# Hybrid Collaborative Filtering (CF)
In this notebook we implement the **hybrid Collabrative Filtering** algorithm to build the recommendation system using PySpark. Our method is composed of the following steps:<br>

 - **User-based Collabrative Filtering:** Recommending items to the user of intereset based on the preferences of similar users.

- **Item-based Collabrative Filtering:** Recommending items to the user of intereset based on the items that similar users have interacted with.
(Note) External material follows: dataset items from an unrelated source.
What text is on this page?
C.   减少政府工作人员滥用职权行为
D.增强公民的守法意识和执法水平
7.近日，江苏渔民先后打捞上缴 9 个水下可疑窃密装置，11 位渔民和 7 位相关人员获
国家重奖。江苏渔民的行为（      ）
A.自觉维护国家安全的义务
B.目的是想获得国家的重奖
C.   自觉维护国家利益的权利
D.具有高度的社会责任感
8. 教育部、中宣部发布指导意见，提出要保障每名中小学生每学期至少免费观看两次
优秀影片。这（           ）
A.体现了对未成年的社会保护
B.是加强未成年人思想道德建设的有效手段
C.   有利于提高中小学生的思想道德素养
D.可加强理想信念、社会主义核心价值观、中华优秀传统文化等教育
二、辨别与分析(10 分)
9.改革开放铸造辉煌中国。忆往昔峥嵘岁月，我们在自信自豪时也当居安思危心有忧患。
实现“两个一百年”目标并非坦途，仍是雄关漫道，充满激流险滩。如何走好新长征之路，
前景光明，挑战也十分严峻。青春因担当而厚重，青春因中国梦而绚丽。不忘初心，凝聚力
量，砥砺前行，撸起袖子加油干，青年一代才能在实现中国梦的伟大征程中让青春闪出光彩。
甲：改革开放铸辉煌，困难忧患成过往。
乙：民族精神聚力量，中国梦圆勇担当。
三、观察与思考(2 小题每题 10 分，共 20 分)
- **Merging:** We get the K most similar Item-based and K most similar User-based reccomendations and merge them using the following equation to get the final topK.
            - (alpha * item-based) + ( (1−alpha) * user-based)
      alpha is a paramater we control for weighting the contribution of each Collabrative Filtering method.


In [1]:
import math
from itertools import combinations
from pyspark.sql import SparkSession
from pyspark.sql.functions import trim, col
import pyspark.sql.functions as F

# Method to Initialize SparkSession
def spark_session_create():
    spark_sess = (SparkSession.builder.appName("Hybrid_Collaborative_Filtering")
    # number partitions to use when transforming data
    .config("spark.sql.shuffle.partitions", "200")
    # Adaptive Query Execution
    .config("spark.sql.adaptive.enabled",   "true")
      # merge small partitions into larger ones when runtime
    .config("spark.sql.adaptive.coalescePartitions.enabled", "true")
    )
    return spark_sess.getOrCreate()

## Data loading and Cleaning
- We will use the books data as a lookup to get titles from ISBN.
-  We will use ratings data to build the Collabrative Filtering methods.

In [2]:
# method to read and clean books and retrn df with ISBN and Title.
def read_books(spark, path):

    book_temp = (spark.read.option("header", True).option("sep", ";").csv(path)
             # cleaninig
             .select(
                 trim(col("ISBN")).alias("ISBN"),
                 trim(col("Title")).alias("Title")
             )
             .dropna(subset=["ISBN","Title"])
             .dropDuplicates(["ISBN"] )
    )

    return book_temp

# read and clean ratings, return df with user, item, rating.
def read_ratings(spark, path):

    ratings_temp =  (
        spark.read.option("header", True).option("sep", ";").csv(path)
        # cleaninig
             .select(
                 trim(col("User-ID")).alias("user"),
                 trim(col("ISBN")).alias("item"),
                 col("Rating").cast("double").alias("rating")
             )
        .filter(col("rating").between(1.0, 10.0))
        .dropna()
        .dropDuplicates(["user","item"] )
    )
    return ratings_temp

### Centering Ratings by mean
We will use the resultings dataframe in calculating the user–user and item–item similarity steps of the pipeline.

In [3]:
# calculte the mean centered ratings retuns centered_df and centered_rdd.
def ratings_center_by_mean(ratings_df):

    mean_user_rating = ratings_df.groupBy("user").agg(F.avg("rating").alias("RatingMean"))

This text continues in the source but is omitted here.